Февр – скептик, позитивист. «Историк – не тот, кто знает, а тот, кто ищет» (1). Он верит только фактам. Его книга насыщена документами. Впрочем, и к фактам он подходит с недоверием, «критически». «Когда речь идет об историческом факте, у нас никогда нет абсолютной уверенности. Мы ищем» (227). Он признается, что «после такого количества превосходных исследований о Рабле его образ все же остается для нас неясным. Его образ раздваивается. Кто он? Блюдолиз, пьяница, который, напившись, вечерами сочиняет всякие мерзости? Или ученый-врач, образованный гуманист, воспитанный на античных текстах, великий философ, князь философов?» (98). Но «сомнения» Февра – скромность не без кокетства. Образ Рабле в его книге не раздвоен и чужд авторских сомнений. Он оставляет вполне законченное и цельное впечатление – у читателя, который никогда не держал Рабле в руках. Моделью для Рабле Февра послужил Пантагрюэль последних книг, но без Панурга и брата Жана, – Пантагрюэль, благочестивый проповедник и эрудит, без комического начала, без внутренней иронии, без движения и жизни, – маска Пантагрюэля, которую никто из читателей никогда не принимал всерьез. По отношению к этому Пантагрюэлю Февр настроен торжественно. Как же! Религия великанов! Не омраченная никакими сомнениями вера в чудеса. Например, Пантагрюэль, рассуждающий о всяких чудесах, небесных знамениях и других явлениях, «противоречащих всем законам природы» и сопровождающих переселение душ героев в иные миры (причем даже вычисляется длительность жизни сатиров, водяных, демонов, нимф и героев в 9720 лет). Правда, брат Жан тут же высказывает сомнение («Этого у меня в требнике не стоит. Поверить могу только в угоду вам»), и сам Рабле заканчивает эпизод издевательской клятвой, что он не солгал ни на одно слово. Но зато Февр не сомневается: «Прежде всего не надо думать, что Рабле в этой главе забавляется. Он говорит об этом таким важным тоном» (483).

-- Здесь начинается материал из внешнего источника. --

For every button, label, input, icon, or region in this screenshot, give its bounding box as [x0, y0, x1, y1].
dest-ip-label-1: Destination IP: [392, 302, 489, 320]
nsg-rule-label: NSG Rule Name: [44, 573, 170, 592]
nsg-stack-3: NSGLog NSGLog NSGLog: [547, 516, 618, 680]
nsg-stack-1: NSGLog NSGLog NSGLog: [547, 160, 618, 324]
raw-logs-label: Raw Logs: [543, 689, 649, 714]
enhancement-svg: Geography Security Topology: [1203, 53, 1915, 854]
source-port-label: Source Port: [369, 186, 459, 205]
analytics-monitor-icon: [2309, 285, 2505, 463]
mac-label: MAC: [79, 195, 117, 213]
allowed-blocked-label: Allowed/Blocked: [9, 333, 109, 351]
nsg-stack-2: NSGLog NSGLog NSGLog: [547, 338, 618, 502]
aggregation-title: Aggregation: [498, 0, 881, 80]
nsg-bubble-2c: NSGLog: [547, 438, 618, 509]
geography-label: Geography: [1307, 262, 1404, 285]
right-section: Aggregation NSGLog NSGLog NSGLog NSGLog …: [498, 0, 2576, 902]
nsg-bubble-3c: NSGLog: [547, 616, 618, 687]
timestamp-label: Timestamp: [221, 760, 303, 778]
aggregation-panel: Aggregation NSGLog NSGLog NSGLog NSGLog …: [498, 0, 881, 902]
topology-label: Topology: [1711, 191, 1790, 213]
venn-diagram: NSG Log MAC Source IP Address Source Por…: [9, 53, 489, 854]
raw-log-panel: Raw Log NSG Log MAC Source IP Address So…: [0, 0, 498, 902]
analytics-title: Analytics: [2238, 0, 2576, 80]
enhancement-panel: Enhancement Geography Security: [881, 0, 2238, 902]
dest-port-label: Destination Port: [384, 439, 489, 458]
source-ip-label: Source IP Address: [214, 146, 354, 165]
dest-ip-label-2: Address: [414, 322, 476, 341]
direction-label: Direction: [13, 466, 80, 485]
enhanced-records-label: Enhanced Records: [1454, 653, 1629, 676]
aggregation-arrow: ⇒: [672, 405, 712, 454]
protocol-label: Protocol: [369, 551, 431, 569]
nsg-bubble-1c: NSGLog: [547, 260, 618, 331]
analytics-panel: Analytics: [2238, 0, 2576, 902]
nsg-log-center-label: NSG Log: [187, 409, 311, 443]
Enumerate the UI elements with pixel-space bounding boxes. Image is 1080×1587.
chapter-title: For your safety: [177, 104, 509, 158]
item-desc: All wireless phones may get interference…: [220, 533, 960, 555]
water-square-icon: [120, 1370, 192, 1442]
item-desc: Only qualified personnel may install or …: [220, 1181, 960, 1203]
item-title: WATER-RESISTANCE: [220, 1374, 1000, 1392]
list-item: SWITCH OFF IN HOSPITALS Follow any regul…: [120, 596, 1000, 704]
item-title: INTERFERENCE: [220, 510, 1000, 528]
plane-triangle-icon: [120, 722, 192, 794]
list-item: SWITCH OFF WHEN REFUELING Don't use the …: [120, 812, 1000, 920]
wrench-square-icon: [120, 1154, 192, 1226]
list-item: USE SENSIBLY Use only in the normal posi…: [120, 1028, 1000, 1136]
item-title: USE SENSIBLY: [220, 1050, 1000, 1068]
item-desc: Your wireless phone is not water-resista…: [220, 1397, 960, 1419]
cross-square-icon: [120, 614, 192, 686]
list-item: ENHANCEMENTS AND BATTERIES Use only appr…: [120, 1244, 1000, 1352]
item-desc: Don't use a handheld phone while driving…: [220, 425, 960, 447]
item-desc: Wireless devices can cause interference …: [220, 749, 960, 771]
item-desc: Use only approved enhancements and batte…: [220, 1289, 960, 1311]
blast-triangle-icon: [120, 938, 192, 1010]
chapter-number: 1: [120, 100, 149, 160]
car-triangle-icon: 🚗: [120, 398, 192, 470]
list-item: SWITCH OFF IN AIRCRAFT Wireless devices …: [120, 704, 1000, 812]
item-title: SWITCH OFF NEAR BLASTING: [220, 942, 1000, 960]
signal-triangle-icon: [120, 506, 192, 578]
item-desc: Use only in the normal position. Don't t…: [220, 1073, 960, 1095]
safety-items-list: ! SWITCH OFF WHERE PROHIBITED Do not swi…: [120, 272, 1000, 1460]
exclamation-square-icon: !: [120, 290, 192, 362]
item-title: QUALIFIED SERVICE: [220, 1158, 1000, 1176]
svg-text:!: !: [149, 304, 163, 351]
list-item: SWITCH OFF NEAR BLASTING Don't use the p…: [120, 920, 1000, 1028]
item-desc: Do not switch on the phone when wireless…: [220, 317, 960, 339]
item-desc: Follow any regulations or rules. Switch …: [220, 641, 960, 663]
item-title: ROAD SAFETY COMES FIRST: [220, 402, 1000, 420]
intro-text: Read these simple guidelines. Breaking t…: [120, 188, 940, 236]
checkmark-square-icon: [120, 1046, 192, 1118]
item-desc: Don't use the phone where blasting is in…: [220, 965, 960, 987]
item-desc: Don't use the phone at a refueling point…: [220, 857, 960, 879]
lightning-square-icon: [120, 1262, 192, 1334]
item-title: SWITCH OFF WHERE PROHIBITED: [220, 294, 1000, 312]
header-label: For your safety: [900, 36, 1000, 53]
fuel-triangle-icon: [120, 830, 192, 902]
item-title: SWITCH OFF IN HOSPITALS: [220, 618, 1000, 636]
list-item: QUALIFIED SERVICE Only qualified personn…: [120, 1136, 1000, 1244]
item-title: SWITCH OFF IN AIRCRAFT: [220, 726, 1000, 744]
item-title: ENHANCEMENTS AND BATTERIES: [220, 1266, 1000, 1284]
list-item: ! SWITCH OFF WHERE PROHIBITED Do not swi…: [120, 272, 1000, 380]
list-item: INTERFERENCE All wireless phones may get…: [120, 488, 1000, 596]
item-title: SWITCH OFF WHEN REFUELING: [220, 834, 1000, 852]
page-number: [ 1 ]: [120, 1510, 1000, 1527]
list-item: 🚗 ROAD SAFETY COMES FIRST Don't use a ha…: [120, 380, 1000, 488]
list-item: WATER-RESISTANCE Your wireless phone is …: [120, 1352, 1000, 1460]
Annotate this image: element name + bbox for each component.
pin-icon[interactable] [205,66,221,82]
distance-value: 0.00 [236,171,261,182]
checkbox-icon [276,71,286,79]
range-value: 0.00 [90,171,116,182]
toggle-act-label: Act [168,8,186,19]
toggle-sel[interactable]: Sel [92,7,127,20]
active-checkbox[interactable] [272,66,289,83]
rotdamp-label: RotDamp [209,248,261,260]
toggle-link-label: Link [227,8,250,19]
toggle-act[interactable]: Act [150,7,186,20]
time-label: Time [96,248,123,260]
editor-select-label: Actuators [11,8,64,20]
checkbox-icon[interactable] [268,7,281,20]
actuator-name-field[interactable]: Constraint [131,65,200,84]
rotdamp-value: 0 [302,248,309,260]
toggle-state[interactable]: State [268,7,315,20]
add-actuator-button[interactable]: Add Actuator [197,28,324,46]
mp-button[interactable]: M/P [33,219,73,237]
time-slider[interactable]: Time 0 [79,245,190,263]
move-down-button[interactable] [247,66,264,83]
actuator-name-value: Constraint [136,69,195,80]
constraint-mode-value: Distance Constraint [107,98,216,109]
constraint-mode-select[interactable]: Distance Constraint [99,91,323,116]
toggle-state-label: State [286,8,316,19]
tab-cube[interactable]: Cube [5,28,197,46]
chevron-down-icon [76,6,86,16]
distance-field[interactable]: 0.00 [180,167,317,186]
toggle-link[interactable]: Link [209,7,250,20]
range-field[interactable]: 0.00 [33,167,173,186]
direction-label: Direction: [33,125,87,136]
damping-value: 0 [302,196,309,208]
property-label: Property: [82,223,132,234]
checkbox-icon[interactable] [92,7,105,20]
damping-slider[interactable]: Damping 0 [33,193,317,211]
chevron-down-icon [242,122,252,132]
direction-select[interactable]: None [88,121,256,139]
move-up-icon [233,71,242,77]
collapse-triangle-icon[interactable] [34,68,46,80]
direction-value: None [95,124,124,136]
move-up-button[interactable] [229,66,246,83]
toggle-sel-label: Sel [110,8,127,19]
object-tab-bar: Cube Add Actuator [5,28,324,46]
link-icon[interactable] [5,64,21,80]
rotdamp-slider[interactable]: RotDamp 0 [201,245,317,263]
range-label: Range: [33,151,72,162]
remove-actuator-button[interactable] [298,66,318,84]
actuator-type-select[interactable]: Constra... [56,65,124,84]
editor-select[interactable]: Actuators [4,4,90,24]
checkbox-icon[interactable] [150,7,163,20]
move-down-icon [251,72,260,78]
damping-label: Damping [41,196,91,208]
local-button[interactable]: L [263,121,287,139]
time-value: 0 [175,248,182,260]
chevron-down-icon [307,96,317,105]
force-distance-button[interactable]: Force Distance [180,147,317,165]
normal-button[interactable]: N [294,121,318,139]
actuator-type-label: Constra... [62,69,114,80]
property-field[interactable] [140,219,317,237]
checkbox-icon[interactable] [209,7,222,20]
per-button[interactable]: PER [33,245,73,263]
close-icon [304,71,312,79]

Февр – скептик лишь по отношению к Рабле, обращенному в будущее. Рабле провозвестник прогресса – это анахронизм, то есть смертный грех для историка (8). Смех Рабле? Его ирония? Но читатель не должен верить своему чувству комического. «Ирония – дочь времени» (172). Может быть, рождение Гаргантюа через ухо – это и шутка, но невинная шутка верующего. Ведь «мы не знаем пределов веры Рабле» (473), он об этом ничего не говорит. Но мы знаем, что это был «век глубокой веры» (заключительные слова книги Февра), век простодушных взрослых детей. Главное для Рабле в эпизоде о рождении Гаргантюа – Бог все может, и innocens credit omni verbo.

Февр, таким образом, догматик – по отношению ко всему, что связывает Рабле с прошлым и косным. По отношению к исторически ограниченному, религиозному, ненаучно-фантастическому в Рабле (как и в гуманизме в целом). Он знает Рабле (хотя «историк – не тот, кто знает»). Он знает, что Рабле простодушно верил в то, во что верили «все» в его время, – кроме разве «глупой веры бедных идиотов» (правда, граница тут неясна, ведь «мы не знаем пределов веры Рабле»). Следуя совету Рабле, Февр понимает каждое слово в прямом смысле. Он уже не ищет. Он верит. Innocens credit omni verbo.